Constitution Day and the Nation

September 17 is Constitution Day, marking the 237th anniversary of the signing of the Constitution by the delegates to the Constitutional Convention in Philadelphia.

It’s not a federal holiday, and even this blogger remembered it only by happenstance.  Is this an oversight of the American community, a sign of apathy, or a failing of national awareness?

The Constitution is a legal document, setting the rules, institutions, and procedures for the nation’s second governing state.  The nation had conceived itself eleven years earlier, defined by this new people’s “holding” of certain truths, our creed of rights and government dedicated to securing them.  At that time the Continental Congress also started debating the Articles of Confederation, which came into force in 1781 as the new nation’s first formal state.

We celebrate the Declaration, the nation’s act of self-creation, in grand style every Fourth of July.  This is fully appropriate.  We do virtually nothing on September 17, and need not apologize; the signing of a legal document does not normally inspire fireworks and parades.   

To be sure, the Constitution, the base of America’s state, is crucial.  The Declaration, in one of the truths we hold in our founding creed, endorses government to secure the unalienable rights, legitimated by consent of the governed.  The Preamble of the Constitution invokes this condition precedent.  It speaks for “We the People of the United States,” which is the same “we” who conceived the nation and identified ourselves as holders of the creed.  It names the objectives of this new state, under this Constitution, as public order, defense, the “general Welfare,” and, in summary, to “secure the blessings of Liberty.”  This is very much the government called for in our 1776 national founding.  The close correlation of the language of the Preamble and that of the Declaration is no coincidence.  

But the Constitution, while near-sacred in its own right, is not the nation’s founding document.  The Declaration is.  Just as the Constitution succeeded the Articles of Confederation, in theory it could be succeeded by another legal edifice, so long as the new state would fulfill the Declaration’s designated purpose.  It should take catastrophic failure to engender any impulse in this direction.  Any state that has succeeded for two hundred thirty six years carries norms and expectations that exercise a moral force for its stated aims.  Further, this Constitution admits of amendment, which has allowed deep reform and adaptation to worldly conditions, while still preserving those initial intentions.  Confusing its founding of our state with the Declaration’s founding of our nation is understandable in this sense.  But the two are distinct.  
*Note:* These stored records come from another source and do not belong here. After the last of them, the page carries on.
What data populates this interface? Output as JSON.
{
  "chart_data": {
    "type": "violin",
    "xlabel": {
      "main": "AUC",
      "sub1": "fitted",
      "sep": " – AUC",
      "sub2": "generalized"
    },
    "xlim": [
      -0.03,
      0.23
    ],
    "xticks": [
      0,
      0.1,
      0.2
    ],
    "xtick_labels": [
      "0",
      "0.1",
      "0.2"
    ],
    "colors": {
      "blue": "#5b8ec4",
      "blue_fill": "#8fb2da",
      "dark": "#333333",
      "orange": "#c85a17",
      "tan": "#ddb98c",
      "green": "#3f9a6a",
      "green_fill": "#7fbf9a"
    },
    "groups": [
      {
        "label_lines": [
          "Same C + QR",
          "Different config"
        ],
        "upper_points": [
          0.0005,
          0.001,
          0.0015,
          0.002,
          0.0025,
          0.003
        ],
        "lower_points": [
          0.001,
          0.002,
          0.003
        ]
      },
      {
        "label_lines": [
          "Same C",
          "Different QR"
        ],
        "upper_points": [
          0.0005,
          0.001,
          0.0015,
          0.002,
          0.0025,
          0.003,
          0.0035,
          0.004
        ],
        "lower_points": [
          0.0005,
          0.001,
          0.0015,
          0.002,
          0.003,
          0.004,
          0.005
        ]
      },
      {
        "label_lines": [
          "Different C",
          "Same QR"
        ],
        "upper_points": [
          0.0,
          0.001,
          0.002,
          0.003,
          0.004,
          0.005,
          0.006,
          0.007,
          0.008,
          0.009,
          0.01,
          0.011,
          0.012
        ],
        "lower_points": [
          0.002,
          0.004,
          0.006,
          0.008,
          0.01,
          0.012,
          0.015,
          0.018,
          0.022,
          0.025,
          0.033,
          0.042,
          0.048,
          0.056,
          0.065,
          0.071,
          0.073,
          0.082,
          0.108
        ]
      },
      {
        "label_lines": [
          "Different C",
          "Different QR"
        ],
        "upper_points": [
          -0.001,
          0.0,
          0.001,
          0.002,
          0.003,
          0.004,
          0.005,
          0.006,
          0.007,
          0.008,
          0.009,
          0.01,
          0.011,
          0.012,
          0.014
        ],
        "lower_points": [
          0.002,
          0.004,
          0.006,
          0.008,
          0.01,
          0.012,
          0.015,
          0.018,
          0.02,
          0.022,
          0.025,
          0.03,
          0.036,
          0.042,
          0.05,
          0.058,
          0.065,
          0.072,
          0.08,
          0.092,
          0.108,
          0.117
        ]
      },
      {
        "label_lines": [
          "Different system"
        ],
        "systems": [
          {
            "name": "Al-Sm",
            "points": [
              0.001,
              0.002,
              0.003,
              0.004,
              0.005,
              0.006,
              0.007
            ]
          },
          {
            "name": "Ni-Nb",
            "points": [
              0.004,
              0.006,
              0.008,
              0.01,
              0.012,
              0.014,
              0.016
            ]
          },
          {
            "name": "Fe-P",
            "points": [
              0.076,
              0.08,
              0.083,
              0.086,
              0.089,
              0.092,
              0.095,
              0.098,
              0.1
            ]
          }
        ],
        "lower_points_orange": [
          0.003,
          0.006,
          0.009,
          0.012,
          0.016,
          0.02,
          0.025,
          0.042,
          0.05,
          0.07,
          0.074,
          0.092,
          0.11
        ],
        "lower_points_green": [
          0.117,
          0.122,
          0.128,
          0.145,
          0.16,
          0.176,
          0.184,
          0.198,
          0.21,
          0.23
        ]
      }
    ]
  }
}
Two observations offer an extra degree of clarity, for our reference and perspective.  

First, the Constitution underpins a government to secure the unalienable rights, as specified in the Declaration.  It is aimed to offer order, prosperity, and defense, which are tangible needs that must be met for people to be secure in their rights.  But the nation’s indelible commitment to rights comes in the Declaration, not from the Constitution.  In itself the Constitution does not commit us to any rights.  Even those specified in the Bill of Rights could be amended away – the Constitution in fact prohibited the sale of alcohol through the Eighteenth Amendment, for some years.  The document provides society an instrument to realize the founding creed.  But the seminal, aspirational commitment comes from the Declaration’s creed.
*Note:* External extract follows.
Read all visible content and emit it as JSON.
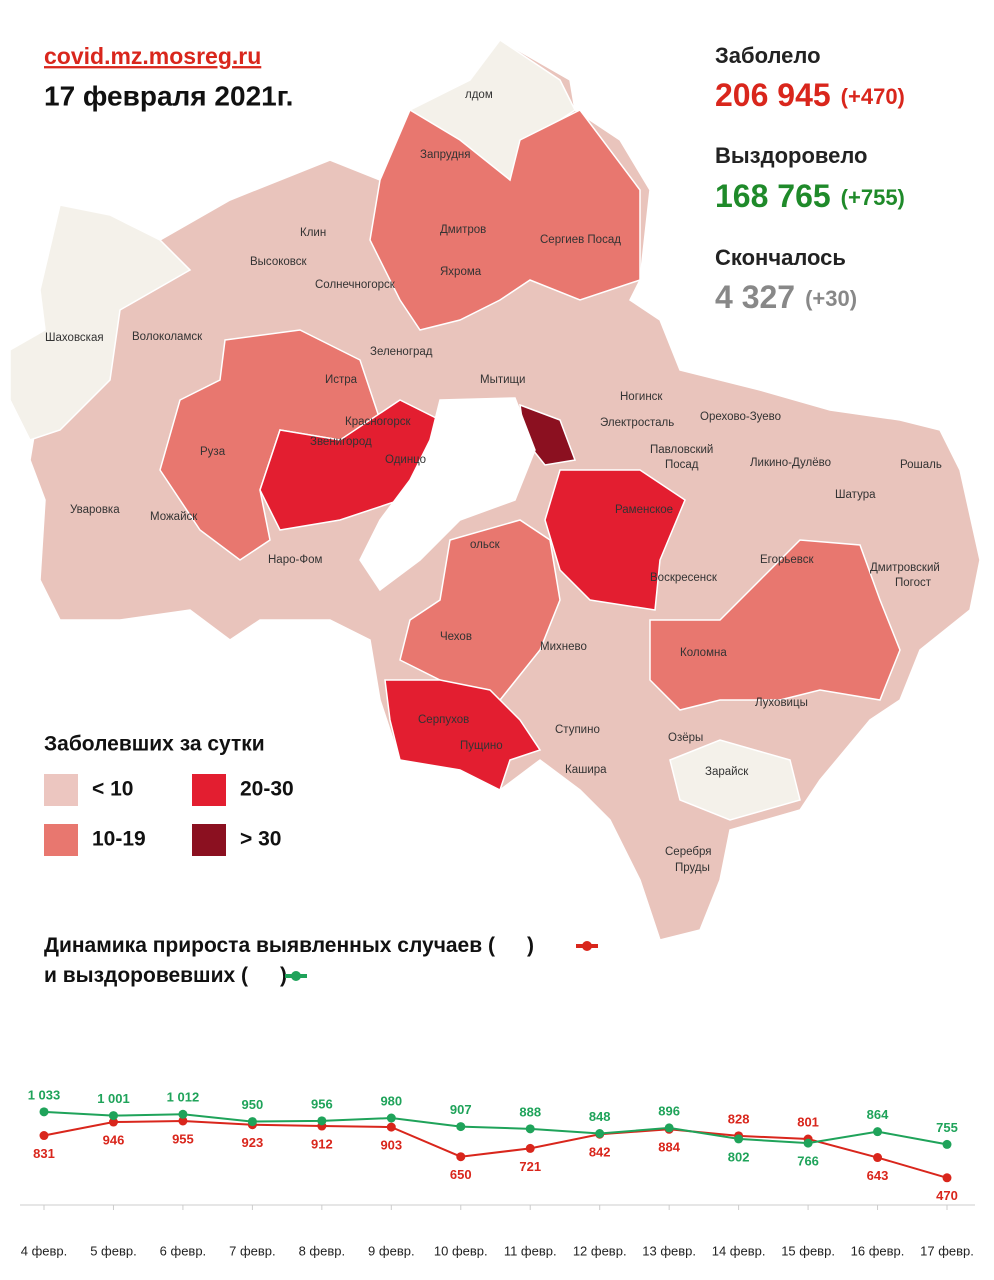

Second, neither the Declaration nor the Constitution commit America to any ideology, “Liberalism” included. Self-conception in unalienable rights does bake in a liberal spirit.  But ideology comes with doctrines, by which spirit easily ossifies into dogma, which is by definition illiberal.  Today’s politics feature a polarized, dogmatic standoff between two factions.  The politicians codify doctrines to contest legislation, court cases, and political structures as though the doctrines themselves are the ends.  Invoking the Declaration’s creed as validation of their doctrines, they reduce founding creed to rhetorical weapon, each insinuating that the “other side” poses an existential threat to the nation.  
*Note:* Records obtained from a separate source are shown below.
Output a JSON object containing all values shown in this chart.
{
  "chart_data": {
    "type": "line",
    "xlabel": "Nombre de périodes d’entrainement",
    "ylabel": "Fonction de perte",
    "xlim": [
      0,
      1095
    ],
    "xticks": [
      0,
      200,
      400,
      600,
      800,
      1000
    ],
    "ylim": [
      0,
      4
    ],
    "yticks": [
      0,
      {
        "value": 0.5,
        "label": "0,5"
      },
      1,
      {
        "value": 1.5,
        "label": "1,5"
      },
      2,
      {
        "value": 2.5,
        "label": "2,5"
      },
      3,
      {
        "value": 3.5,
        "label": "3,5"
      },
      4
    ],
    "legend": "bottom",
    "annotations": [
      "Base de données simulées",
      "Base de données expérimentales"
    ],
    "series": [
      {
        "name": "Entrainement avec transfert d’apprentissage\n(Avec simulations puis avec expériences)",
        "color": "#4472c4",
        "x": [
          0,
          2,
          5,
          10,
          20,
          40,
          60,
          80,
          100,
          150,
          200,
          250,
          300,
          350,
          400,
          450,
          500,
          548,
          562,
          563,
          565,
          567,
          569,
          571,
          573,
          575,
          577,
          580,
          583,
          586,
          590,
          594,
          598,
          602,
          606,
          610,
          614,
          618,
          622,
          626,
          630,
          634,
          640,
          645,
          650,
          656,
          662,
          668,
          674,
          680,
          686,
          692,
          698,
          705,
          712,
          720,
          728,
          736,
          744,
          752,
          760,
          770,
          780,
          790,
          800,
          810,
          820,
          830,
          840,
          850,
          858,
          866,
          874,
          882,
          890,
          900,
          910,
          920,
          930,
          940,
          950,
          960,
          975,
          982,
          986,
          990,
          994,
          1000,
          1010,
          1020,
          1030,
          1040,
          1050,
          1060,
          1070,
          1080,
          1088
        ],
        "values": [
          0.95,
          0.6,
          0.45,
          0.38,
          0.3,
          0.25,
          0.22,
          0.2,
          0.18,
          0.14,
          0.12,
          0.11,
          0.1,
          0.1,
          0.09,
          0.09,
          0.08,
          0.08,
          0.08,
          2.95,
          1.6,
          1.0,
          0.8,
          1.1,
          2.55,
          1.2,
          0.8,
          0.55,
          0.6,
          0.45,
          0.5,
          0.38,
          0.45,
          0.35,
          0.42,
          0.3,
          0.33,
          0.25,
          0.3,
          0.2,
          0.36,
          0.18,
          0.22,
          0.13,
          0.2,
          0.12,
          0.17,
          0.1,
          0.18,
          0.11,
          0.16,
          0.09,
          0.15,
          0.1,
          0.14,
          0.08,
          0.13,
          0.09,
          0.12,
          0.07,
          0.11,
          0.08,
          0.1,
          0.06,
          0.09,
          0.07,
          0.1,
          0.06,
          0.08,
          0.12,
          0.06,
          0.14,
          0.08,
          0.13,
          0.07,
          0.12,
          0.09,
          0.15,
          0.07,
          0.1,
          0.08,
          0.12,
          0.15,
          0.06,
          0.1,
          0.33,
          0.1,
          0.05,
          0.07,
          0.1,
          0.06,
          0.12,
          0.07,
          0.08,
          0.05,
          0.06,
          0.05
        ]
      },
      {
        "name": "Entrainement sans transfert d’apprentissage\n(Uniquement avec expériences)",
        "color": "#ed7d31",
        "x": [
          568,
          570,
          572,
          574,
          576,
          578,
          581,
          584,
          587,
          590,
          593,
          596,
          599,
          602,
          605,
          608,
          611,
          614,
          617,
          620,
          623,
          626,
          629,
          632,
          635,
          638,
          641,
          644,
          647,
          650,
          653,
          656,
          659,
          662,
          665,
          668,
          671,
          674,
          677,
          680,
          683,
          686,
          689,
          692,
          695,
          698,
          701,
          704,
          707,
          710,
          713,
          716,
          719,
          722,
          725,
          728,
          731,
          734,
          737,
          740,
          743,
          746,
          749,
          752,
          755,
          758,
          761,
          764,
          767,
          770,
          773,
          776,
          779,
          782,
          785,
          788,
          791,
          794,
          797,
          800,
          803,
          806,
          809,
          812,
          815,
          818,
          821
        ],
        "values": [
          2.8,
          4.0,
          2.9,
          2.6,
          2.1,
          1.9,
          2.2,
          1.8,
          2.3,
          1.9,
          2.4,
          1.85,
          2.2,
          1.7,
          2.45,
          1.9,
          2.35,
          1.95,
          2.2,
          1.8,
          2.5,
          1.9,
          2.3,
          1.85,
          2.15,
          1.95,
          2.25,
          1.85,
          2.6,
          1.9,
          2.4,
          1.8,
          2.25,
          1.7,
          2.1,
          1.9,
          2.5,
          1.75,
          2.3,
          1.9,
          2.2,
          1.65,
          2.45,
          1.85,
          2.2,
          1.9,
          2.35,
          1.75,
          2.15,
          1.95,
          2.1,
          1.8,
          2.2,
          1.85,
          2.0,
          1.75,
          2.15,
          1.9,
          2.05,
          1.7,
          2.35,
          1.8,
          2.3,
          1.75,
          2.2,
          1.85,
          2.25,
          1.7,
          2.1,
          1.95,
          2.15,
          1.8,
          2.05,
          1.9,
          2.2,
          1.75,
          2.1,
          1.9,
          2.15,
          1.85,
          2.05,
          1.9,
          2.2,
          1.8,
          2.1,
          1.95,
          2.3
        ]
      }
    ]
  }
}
This miscast existential fear, and the erroneously motivated conflicting factions, pose our true existential danger.  A nation based on a principle of rights, rather than blood, soil, church or tongue, is a novelty even today.  The idea of rights inherent in persons rather than privileges granted by higher authority remains exceptional – even today.  We are an outlier, and as such an experiment.  Whether a nation “so conceived and so dedicated can long endure” is a perpetual question, and every challenge to our nation is a test.  Elevating legal document to ends, degrading founding purpose into rhetorical tool, risks undermining both Constitution and Declaration in their true roles.  Clarity is essential; we must not put this experiment at risk.

Let’s observe Constitution Day – but our big celebration, July 4th, is the right one.